Глушит. Всегда так глушит. Не орёт, не бьёт, не читает морали. Прото задаёт вопрос, от которого внутри всё сворачивается в тугой комок.

Он тормозит у светофора. Красный свет бьёт в салон, заливает всё – его куртку, мои колени, бардачок. И тут я слышу это.

Скрип.

Тонкий, высокий, как от несмазанной петли. Но петли здесь нет. Только пружина в водительском сиденье. Он чуть повернулся, и она скрипнула. Обычный звук. Старая машина, старые сиденья.

Но у меня внутри – обрыв.

Этот скрип. Точно такой же. В темноте. Мне пять лет. Я лежу в кровати, одеяло скомкано, в ногах холодно. В соседней комнате скрипит диван. Скрип – и шаги. Скрип – и шаги. Кто-то ходит. Мама не спит. Я знаю, что она плачет, потому что стены тонкие, и я слышу, как она дышит – толчками, будто давится. А он ходит. Скрип пружины. Шаг. Скрип. Шаг.

Потом хлопает дверь.

И тишина.

Долгая, как вся моя жизнь.

Я просыпаюсь от того, что машина стоит. Отчим смотрит на меня. Светофор давно зелёный, сзади кто-то сигналит.

– Ты чего? – спрашивает он.

Я трогаю щёку. Мокрая.

Нет. Не может быть. Я не плачу. Никогда.

Это просто слюна из разбитой губы. Просто течёт. Просто ветер из печки надул. Просто…

– Ничего, – говорю я. Голос хриплый, чужой.

Он выключает печку.

– Едем домой, – говорит он.

– Нет.

– Что?

– Не домой. Я не могу туда. Не сейчас.

Я сам не знаю, зачем это говорю. Но внутри – тот самый скрип. Он застрял в зубах, в позвоночнике, в висках. Я слышу его даже сейчас, когда мотор работает, а он сидит неподвижно.
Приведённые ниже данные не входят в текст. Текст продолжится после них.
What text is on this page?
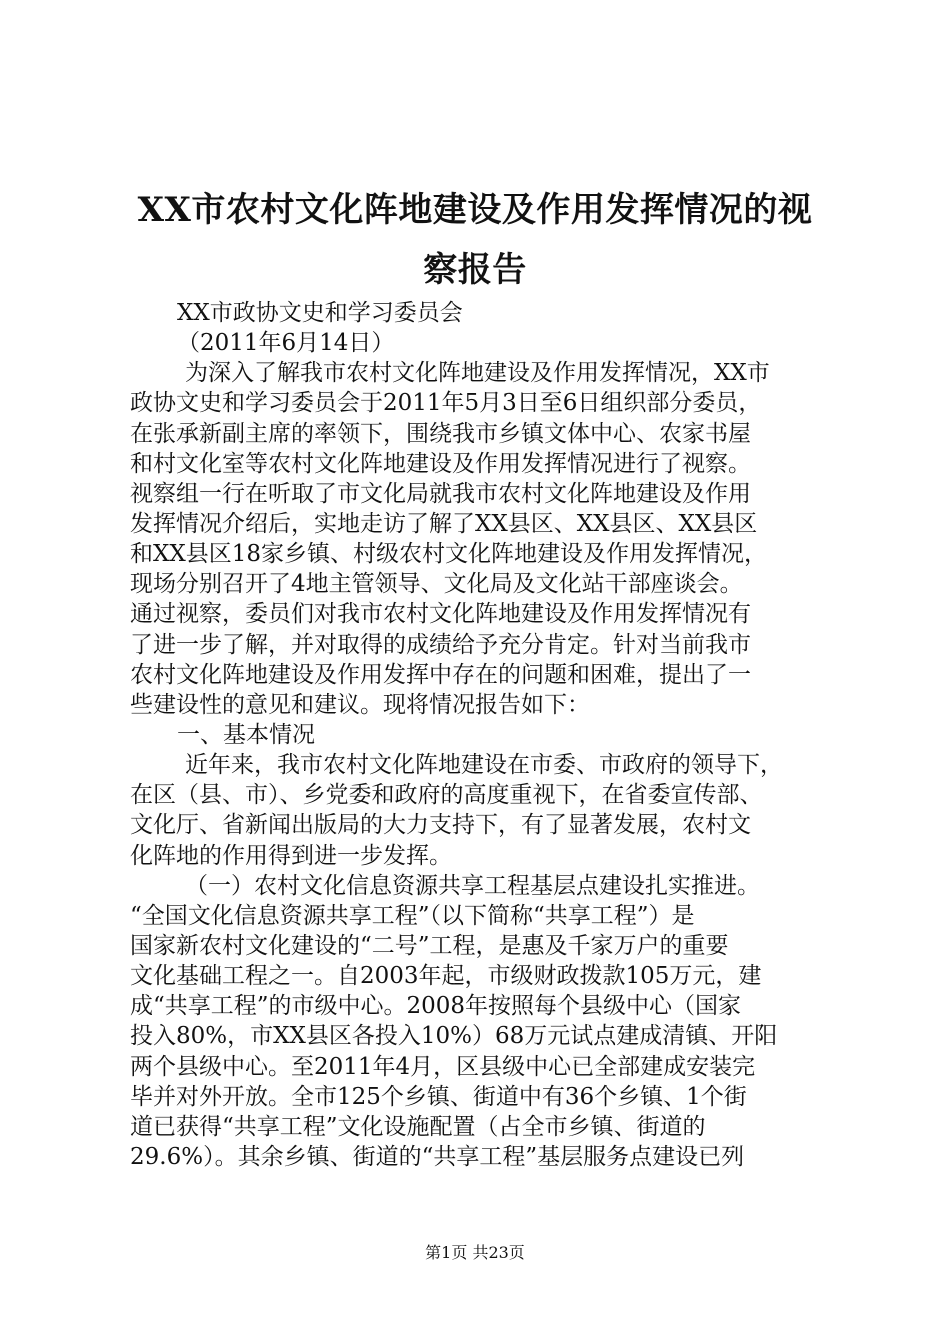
XX市农村文化阵地建设及作用发挥情况的视
察报告
XX市政协文史和学习委员会
（2011年6月14日）
为深入了解我市农村文化阵地建设及作用发挥情况，XX市
政协文史和学习委员会于2011年5月3日至6日组织部分委员，
在张承新副主席的率领下，围绕我市乡镇文体中心、农家书屋
和村文化室等农村文化阵地建设及作用发挥情况进行了视察。
视察组一行在听取了市文化局就我市农村文化阵地建设及作用
发挥情况介绍后，实地走访了解了XX县区、XX县区、XX县区
和XX县区18家乡镇、村级农村文化阵地建设及作用发挥情况，
现场分别召开了4地主管领导、文化局及文化站干部座谈会。
通过视察，委员们对我市农村文化阵地建设及作用发挥情况有
了进一步了解，并对取得的成绩给予充分肯定。针对当前我市
农村文化阵地建设及作用发挥中存在的问题和困难，提出了一
些建设性的意见和建议。现将情况报告如下：
一、基本情况
近年来，我市农村文化阵地建设在市委、市政府的领导下，
在区（县、市）、乡党委和政府的高度重视下，在省委宣传部、
文化厅、省新闻出版局的大力支持下，有了显著发展，农村文
化阵地的作用得到进一步发挥。
（一）农村文化信息资源共享工程基层点建设扎实推进。
“全国文化信息资源共享工程”（以下简称“共享工程”）是
国家新农村文化建设的“二号”工程，是惠及千家万户的重要
文化基础工程之一。自2003年起，市级财政拨款105万元，建
成“共享工程”的市级中心。2008年按照每个县级中心（国家
投入80%，市XX县区各投入10%）68万元试点建成清镇、开阳
两个县级中心。至2011年4月，区县级中心已全部建成安装完
毕并对外开放。全市125个乡镇、街道中有36个乡镇、1个街
道已获得“共享工程”文化设施配置（占全市乡镇、街道的
29.6%）。其余乡镇、街道的“共享工程”基层服务点建设已列
第1页 共23页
Отчим молчит. Долго. Потом кивает.

– Хорошо.

Он сворачивает во дворы. Мы едем медленно, между пятиэтажками, мимо мусорных баков, мимо качелей, на которых давно никто не качается. Останавливается у крайнего дома. Глушит мотор.

– Здесь я жил, когда мне было шестнадцать, – говорит он. – Вон то окно, третий этаж, слева. Видишь? Свет горит. Там сейчас другие люди. А тогда жил я и думал, что всё кончено.

Я смотрю на окно. Обычное окно. Шторы в цветочек.

– Что у тебя случилось? – спрашиваю я.

– Всё, – говорит он. – Мать умерла. Отец пил. Меня хотели забрать в детдом. Я сбежал. Жил в подвалах, воровал еду в ларьках. Однажды меня поймали. Избили так, что я месяц не мог вставать. Лежал здесь, в этой квартире, смотрел в это окно и думал – если я выживу, я сделаю так, чтобы ни один человек, которого я люблю, не чувствовал себя так, как я сейчас.

Он поворачивается ко мне.

– Я не знаю, что у тебя внутри. Я не знаю, что ты слышишь, когда я молчу. Но я не уйду. Я не тот человек, который уходит. Запомни это.

Я смотрю на него. На его дешёвую куртку. На пузыри на локтях. На шов, который вот-вот разойдётся.

И вдруг понимаю, что пахнет от него не бумагой.

Пахнет хлебом.

Горячим, свежим, из той пекарни, куда он заезжает каждое утро перед работой. Потому что знает, что я люблю горячий хлеб. И никогда не говорит об этом. Просто оставляет на столе.

Я отворачиваюсь к окну.

– Поехали домой, – говорю я.

Он заводит мотор.

Машина трогается. Сзади, в тёмном окне на третьем этаже, гаснет свет. Или мне показалось.

Рис.1 Предел прочности

Глава 2. Чай остывает ровно за час.

Дома тихо.

Мать спит. Это видно по щели под дверью спальни – там темно. Она всегда выключает свет, если я возвращаюсь поздно. Чтобы я думал, что она не ждёт. Чтобы не чувствовать себя виноватым. Глупо.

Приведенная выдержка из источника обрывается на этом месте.